Dieser Artikel des Geschäftsführers der LAGH erschien in „Zeitschrift des Bayerischen Jugendrings“ 3/2003

 

Die Europäische Union hat das Jahr 2003 zum Europäischen Jahr der Menschen mit Behinderung ausgerufen. Auch in Bayern hat die Bayerische Staatsregierung be­schlossen, im Rahmen dieses Europäi­schen Jahres ein landesweites Aktionspro­gramm „Na und!" durchzuführen, mit dem Ziel, „die Aufmerksamkeit für die Situati­on von Menschen mit Behinderung zu we­cken und politisch und gesellschaftlich Unterstützung für behinderte Menschen zu demonstrieren und zu organisieren".

In der Landesarbeitsgemeinschaft „Hil­fe für Behinderte in Bayern" e.V. (LAGH), Dachorganisation von derzeit 87 landes­weit tätigen Behindertenselbsthilfeorga­nisationen, in der Menschen mit unter­schiedlicher chronischer Erkrankung und Behinderung vertreten sind, machen wir jedoch immer wieder die Erfahrung, dass von einer Integration, geschweige denn von einer „Normalität" im Verhältnis zwi­schen behinderten und nicht behinderten Menschen noch lange nicht die Rede sein kann.

 Wer ist behindert?

Allein die Frage, wer in unserer Gesell­schaft als behindert zu gelten habe, ist nicht generell beantwortbar.

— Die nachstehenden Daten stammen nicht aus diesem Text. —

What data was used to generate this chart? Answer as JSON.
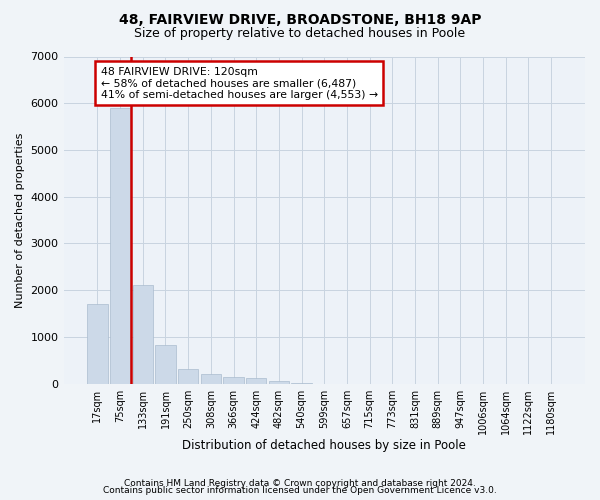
{
  "title1": "48, FAIRVIEW DRIVE, BROADSTONE, BH18 9AP",
  "title2": "Size of property relative to detached houses in Poole",
  "xlabel": "Distribution of detached houses by size in Poole",
  "ylabel": "Number of detached properties",
  "bar_color": "#ccd9e8",
  "bar_edge_color": "#aabcce",
  "grid_color": "#c8d4e0",
  "vline_color": "#cc0000",
  "annotation_box_edgecolor": "#cc0000",
  "annotation_text": "48 FAIRVIEW DRIVE: 120sqm\n← 58% of detached houses are smaller (6,487)\n41% of semi-detached houses are larger (4,553) →",
  "categories": [
    "17sqm",
    "75sqm",
    "133sqm",
    "191sqm",
    "250sqm",
    "308sqm",
    "366sqm",
    "424sqm",
    "482sqm",
    "540sqm",
    "599sqm",
    "657sqm",
    "715sqm",
    "773sqm",
    "831sqm",
    "889sqm",
    "947sqm",
    "1006sqm",
    "1064sqm",
    "1122sqm",
    "1180sqm"
  ],
  "values": [
    1700,
    5900,
    2100,
    820,
    310,
    195,
    140,
    120,
    65,
    15,
    0,
    0,
    0,
    0,
    0,
    0,
    0,
    0,
    0,
    0,
    0
  ],
  "ylim": [
    0,
    7000
  ],
  "yticks": [
    0,
    1000,
    2000,
    3000,
    4000,
    5000,
    6000,
    7000
  ],
  "footer1": "Contains HM Land Registry data © Crown copyright and database right 2024.",
  "footer2": "Contains public sector information licensed under the Open Government Licence v3.0.",
  "bg_color": "#f0f4f8",
  "plot_bg_color": "#edf2f8"
}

Im Allgemei­nen wird bei der Beurteilung, wer behin­dert ist, das Schwerbehindertenrecht des SGB IX zugrunde gelegt, das einen prozen­tualen Gradmesser von „Behinderung" (GdB) festlegt, um die Voraussetzungen für Leistungen und Ansprüche chronisch kran­ker und behinderter Menschen zu regeln (z.B. Freifahrt für die Begleitperson, Rund­funkgebührenfreiheit, etc.).

Zu bezweifeln bleibt allerdings, ob ein solcher - scheinbar - objektiver Gradmes­ser den Problemen von Menschen mit ei­ner chronischen Krankheit oder Behinde­rung gerecht werden kann. Hinzu kommt, dass ein auf dieser Grundlage von medizi­nisch feststellbaren „Defekten" zustande­ gekommenes Bild vom Menschen mit ei­ner Behinderung dazu geführt hat, dass in der Öffentlichkeit nur vom „Behinderten" und nicht vom „Menschen mit einer Behin­derung" gesprochen wird. Für die bei uns zusammengeschlossenen Selbsthilfever­bände gibt es aber nicht den „Behinderten" (als sei Behindertsein eine Wesensbestim­mung des Menschen) sondern nur Men­schen mit einer Behinderung, mit einem „Handicap", genauso wie es nur Menschen mit braunen oder blonden Haaren gibt.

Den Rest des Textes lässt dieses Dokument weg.